FindMy has expanded its portfolio in regard to which animals its solutions offer surveillance to; originally only tracking sheep, FindMy now offers its services for cattle, sheep, and reindeer, allowing a new service, SaveMyReindeer, to be developed, which means that no longer is only one specific segment of the livestock market being focused on. This holds a competitive advantage over several different solutions that offer similar aspects. For example, vendors such as MooCall and Cowlar specifically offer their services for cattle, whereas FindMy allows farmers to have one solution that caters to a larger proportion of their stock, rather than several different solutions, enabling a cost-efficient manner to keep livestock in check.
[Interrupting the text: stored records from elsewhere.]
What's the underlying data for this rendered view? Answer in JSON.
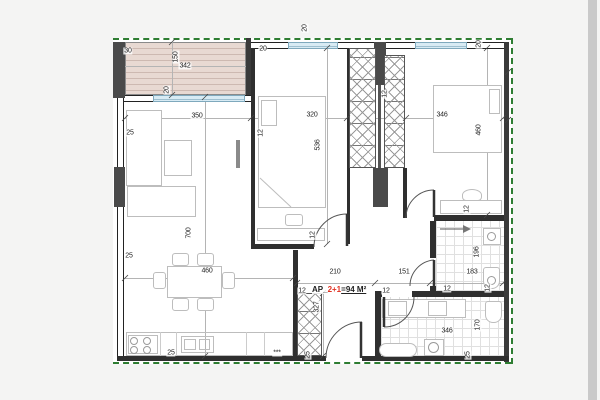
{
  "page": {
    "background": "#f4f4f3",
    "edge_strip_color": "#c9c9c9"
  },
  "plan": {
    "apartment": {
      "prefix": "AP_",
      "unit": "2+1",
      "area_suffix": "=94 M²"
    },
    "colors": {
      "wall": "#2f2f2f",
      "poche": "#4a4a4a",
      "insulation_green": "#2e7d32",
      "window_blue": "#d8ebf4",
      "terrace_fill": "#e8d9d2",
      "terrace_stripe": "#cdb9b1",
      "unit_highlight_red": "#e03020",
      "dimension_text": "#222222"
    },
    "labels": [
      "30",
      "150",
      "342",
      "20",
      "350",
      "25",
      "12",
      "320",
      "536",
      "20",
      "20",
      "346",
      "460",
      "20",
      "12",
      "700",
      "25",
      "460",
      "12",
      "12",
      "210",
      "151",
      "12",
      "12",
      "327",
      "196",
      "183",
      "12",
      "12",
      "346",
      "170",
      "25",
      "25",
      "25",
      "***"
    ]
  }
}
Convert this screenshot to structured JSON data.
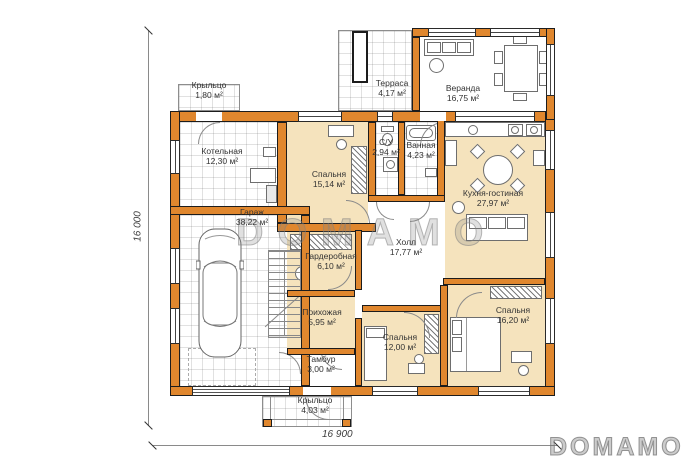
{
  "plan": {
    "watermark": "DOMAMO",
    "logo": "DOMAMO",
    "dimensions": {
      "height_label": "16 000",
      "width_label": "16 900"
    },
    "colors": {
      "wall": "#e0872e",
      "room": "#f5e3bd"
    },
    "rooms": [
      {
        "name": "Крыльцо",
        "area": "1,80 м²"
      },
      {
        "name": "Котельная",
        "area": "12,30 м²"
      },
      {
        "name": "Гараж",
        "area": "38,22 м²"
      },
      {
        "name": "Спальня",
        "area": "15,14 м²"
      },
      {
        "name": "С/У",
        "area": "2,94 м²"
      },
      {
        "name": "Ванная",
        "area": "4,23 м²"
      },
      {
        "name": "Терраса",
        "area": "4,17 м²"
      },
      {
        "name": "Веранда",
        "area": "16,75 м²"
      },
      {
        "name": "Кухня-гостиная",
        "area": "27,97 м²"
      },
      {
        "name": "Холл",
        "area": "17,77 м²"
      },
      {
        "name": "Гардеробная",
        "area": "6,10 м²"
      },
      {
        "name": "Прихожая",
        "area": "5,95 м²"
      },
      {
        "name": "Тамбур",
        "area": "3,00 м²"
      },
      {
        "name": "Спальня",
        "area": "12,00 м²"
      },
      {
        "name": "Спальня",
        "area": "16,20 м²"
      },
      {
        "name": "Крыльцо",
        "area": "4,03 м²"
      }
    ]
  }
}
Other connectivity options such as Sigfox and LoRa are used for similar solutions within the Agricultural Technology (AgTech) market, especially for livestock tracking. A benefit of the use of Low-Power Wide Area (LPWA) networks enables battery life to be prolonged, which is essential to minimize human interference. Short-range wireless connectivity such as Bluetooth Low Energy (BLE) wouldn’t be as efficient for connecting a solution such as this is; though it has the capability of power saving, it is not efficient to be used for tracking livestock living out in the fields. For those living inside of or spending a lot of their existence in stables, however, it would be beneficial, as found with the Infsoft LocAware platform, which uses BLE to track levels of feed for individual animals. Several different satellite suppliers have a costing process in which costs are per message sent; therefore, limiting the number of messages minimizes these costs, which is a huge benefit for farmers who want to limit them.
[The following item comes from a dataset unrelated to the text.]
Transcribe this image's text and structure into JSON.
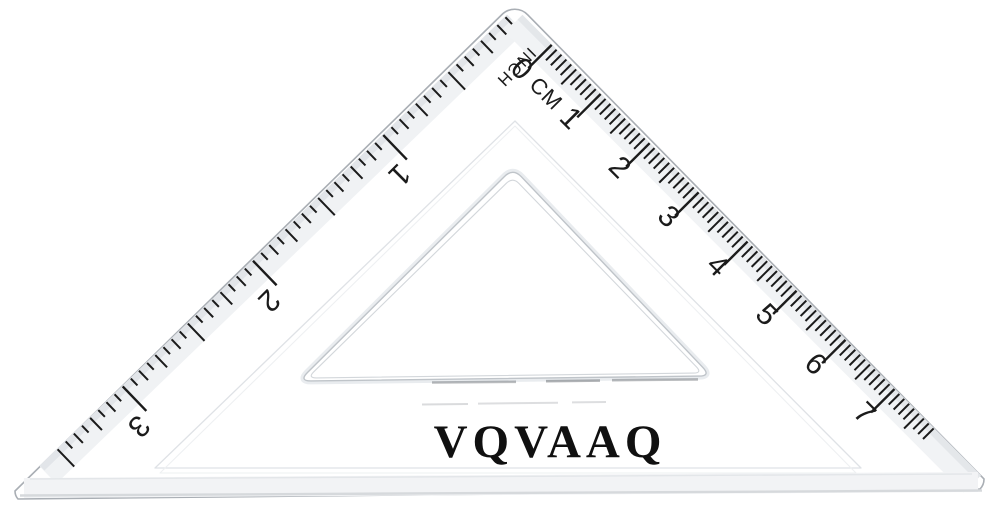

Satellites in the Sky Shouldn't Be Overlooked


The number of satellites that are being used for Internet of Things (IoT) connectivity is a growing market and will continue to grow with the increased number of success stories that are being reported. The number of nanosatellites that are being launched is continuing to grow, and with recent launches being planned from Eutelsat—25 new nanosatellites to serve Sigfox’s generic IoT applications—it is clear that satellite connectivity is becoming more popular. Globalstar however, is not the only satellite provider offering connectivity for IoT applications, especially those used within the AgTech market. For example, Hiber offers connectivity for a variety of agricultural solutions, including irrigation systems and remote monitoring for livestock.

Another vendor offering satellite connectivity for the tracking of livestock is Lacuna, which offers the ability to save battery life, allowing data to be sent for a couple of years, which is extremely beneficial in this space where minimal human interaction is a driving point of success for AgTech solutions. Newer vendors that are entering the IoT satellite connectivity space are all working with Low Earth Orbit (LEO) satellites, whereas Globalstar and other traditional vendors such as Inmarsat and Orbcomm are not. The use of LEO satellites over Geostationary Equatorial Orbit (GEO) satellites offers the advantages of low propagation delay and small propagation loss. Additionally, due to the distance at which GEO satellites are based, they do not offer global coverage or continuous connectivity, whereas LEO satellites do. It would be beneficial for FindMy and other service providers within this space, therefore, to consider LEO satellite connectivity to enable their ability to expand their stance within the market.

ABI Research forecasts that there will be over 24 million connections via satellite for IoT applications by 2024. However, there is room for growth in the agricultural solution sector for satellite connectivity, with forecasts predicting 1.25 million connections for agricultural applications by 2024, representing only 5% of total connections. LEO satellites offer the near real-time connectivity that farmers rely on to keep in touch with their farms, as many systems that are becoming automated and connected do not require a 24-hour communication system which, unlike terrestrial networks, satellite connectivity can offer.